FIG. 1 is a block diagram of a wireless selective calling receiver according to an embodiment of the present invention. FIG. 2 is a diagram showing an example of the structure of a received signal. FIG. 3 is a block diagram of the decoder 4. Fourth
The figure is a block configuration diagram of P-ROM5. FIG. 5 is a block diagram of the timer 30. FIG. 6 is a block diagram of the message processing section 6. FIG. 7 is a block diagram of the control circuit (1-chip CPU) 50. FIG. 8 is a block diagram of the liquid crystal display driver 51. 9th
The figure is a block diagram of random access memory 52.
FIG. 10 is a block diagram of the signal detection circuit 21.
FIG. 11 is a block diagram of the matching circuit 22. 1st
Figure 2 is an operation time chart. Figure 13A is P-
The figure which shows the content of ROM5, and B shows the output waveform of P-ROM5. Figure 14 shows P-ROM decoding circuit 2
3 block configuration diagram. 1...Antenna, 2...Radio section, 3...Waveform shaping circuit, 4...Decoder, 5...P-ROM, 6
...message processing unit, 7...amplifier, 8...speaker, 9...liquid crystal display section, 10...switch,
11...Crystal, 21...Signal detection circuit, 2
2... Match circuit, 23... P-ROM reading decoding circuit, 30... Timer, 31... Count timer circuit, 32... AND gate circuit, 33...
...Memory, 40...Unstable multivibrator circuit, 41...Binary counter, 42, 43...

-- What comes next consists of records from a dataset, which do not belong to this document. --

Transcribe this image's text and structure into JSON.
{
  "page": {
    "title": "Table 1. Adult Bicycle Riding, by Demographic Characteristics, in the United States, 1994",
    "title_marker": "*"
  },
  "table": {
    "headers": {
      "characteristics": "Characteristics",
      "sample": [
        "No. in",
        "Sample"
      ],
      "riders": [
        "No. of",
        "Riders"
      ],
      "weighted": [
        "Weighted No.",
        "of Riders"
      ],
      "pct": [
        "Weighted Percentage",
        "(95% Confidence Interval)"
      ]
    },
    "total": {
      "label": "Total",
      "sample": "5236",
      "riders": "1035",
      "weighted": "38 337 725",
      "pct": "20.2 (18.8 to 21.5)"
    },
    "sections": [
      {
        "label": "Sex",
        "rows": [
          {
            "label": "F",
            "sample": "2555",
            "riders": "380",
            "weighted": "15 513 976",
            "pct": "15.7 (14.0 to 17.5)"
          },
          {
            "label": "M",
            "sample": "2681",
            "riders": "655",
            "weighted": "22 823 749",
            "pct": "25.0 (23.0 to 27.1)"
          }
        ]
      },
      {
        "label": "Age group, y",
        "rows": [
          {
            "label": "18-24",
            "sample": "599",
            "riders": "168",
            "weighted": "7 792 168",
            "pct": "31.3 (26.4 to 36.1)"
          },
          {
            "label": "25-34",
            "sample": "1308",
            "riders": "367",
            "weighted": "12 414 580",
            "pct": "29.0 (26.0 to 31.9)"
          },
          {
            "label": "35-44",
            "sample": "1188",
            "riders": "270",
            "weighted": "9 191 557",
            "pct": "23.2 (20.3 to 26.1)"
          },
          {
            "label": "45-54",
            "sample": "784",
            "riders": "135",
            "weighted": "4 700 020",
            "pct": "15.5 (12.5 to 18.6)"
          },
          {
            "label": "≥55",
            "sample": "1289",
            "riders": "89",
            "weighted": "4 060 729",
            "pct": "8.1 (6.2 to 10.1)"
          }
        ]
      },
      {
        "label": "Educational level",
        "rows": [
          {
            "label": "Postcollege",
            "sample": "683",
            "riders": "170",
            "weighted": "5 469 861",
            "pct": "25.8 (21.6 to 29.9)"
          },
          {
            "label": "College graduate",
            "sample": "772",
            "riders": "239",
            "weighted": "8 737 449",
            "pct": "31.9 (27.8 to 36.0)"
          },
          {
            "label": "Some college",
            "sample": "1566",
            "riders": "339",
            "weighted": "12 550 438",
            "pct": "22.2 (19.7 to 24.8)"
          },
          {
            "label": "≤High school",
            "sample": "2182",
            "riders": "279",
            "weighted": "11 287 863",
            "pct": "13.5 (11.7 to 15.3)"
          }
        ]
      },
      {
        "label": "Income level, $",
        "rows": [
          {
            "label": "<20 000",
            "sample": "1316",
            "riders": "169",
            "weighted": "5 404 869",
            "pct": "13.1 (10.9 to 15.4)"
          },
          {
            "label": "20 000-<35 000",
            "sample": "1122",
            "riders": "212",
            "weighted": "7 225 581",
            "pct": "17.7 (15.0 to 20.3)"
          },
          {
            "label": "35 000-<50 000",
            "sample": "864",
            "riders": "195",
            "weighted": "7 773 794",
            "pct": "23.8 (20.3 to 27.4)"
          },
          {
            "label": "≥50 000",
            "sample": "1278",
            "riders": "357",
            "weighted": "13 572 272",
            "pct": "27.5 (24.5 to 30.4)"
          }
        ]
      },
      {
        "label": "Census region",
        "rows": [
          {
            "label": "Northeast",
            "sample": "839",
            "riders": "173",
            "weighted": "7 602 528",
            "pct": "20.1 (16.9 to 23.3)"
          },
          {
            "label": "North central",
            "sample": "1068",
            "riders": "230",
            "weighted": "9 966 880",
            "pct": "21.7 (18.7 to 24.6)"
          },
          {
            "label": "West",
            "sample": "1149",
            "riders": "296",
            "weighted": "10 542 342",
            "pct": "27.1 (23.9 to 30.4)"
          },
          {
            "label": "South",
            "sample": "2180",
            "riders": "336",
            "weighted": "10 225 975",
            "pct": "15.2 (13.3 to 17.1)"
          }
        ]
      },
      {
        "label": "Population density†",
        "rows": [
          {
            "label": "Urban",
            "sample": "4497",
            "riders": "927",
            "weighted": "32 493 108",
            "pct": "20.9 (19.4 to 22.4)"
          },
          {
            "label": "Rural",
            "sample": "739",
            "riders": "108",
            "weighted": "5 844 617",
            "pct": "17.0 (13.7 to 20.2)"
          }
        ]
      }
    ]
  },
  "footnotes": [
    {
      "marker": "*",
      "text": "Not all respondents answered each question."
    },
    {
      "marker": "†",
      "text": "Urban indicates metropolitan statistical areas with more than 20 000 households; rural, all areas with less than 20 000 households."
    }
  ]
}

...Resistor, 44...Capacitor, 45...Battery, 46, 47, 48...Not gate, 50...
...Control circuit (1 chip CPU), 51...Liquid crystal driver, 52...Random access memory, 60~
62...Input port, 63...Interrupt port,
64...Serial interface, 65-71...
...Output port, 80...Bus, 90...Program counter, 100...Program memory, 1
10... Arithmetic circuit, 120... Instruction decoder, 130... ACC, 140... Random access memory, 150... System clock generation circuit, 210... Column driver, 220
... Row driver, 230 ... Liquid crystal voltage control controller, 240 ... Liquid crystal timing controller, 250 ... Data memory, 260 ... System clock controller, 270 ... Command decoder, 280 ... Data pointer, 290 ...
...Character generation circuit, 295...Serial interface, 310...Serial interface, 320...Address counter, 330...X
-Y decoder, 340...Memory cell, 350
...Control circuit, 500...Shift register, 51
0 to 530... Inverter, 540... AND gate, 600... Counter, 610... Exclusive NOR circuit, 701 to 704... AND gate, 705... OR gate, 706... Control timer.

Claims (1)

[Scope of Claims] 1. A number setting means in which a self-selective call number is set in a storage circuit; a means for identifying the selective call number set in the means from a received signal; In a wireless selective calling receiver with a display, which is equipped with a means for optically displaying a message signal demodulated from a received signal, the number setting means has a built-in timer, and after the time set in the timer has elapsed. A radio selective call receiver with a display, characterized in that the number setting means includes means for inhibiting a reading operation from the storage circuit. 2. The radio selective call receiver with display according to claim 1, wherein the timer setting is programmable.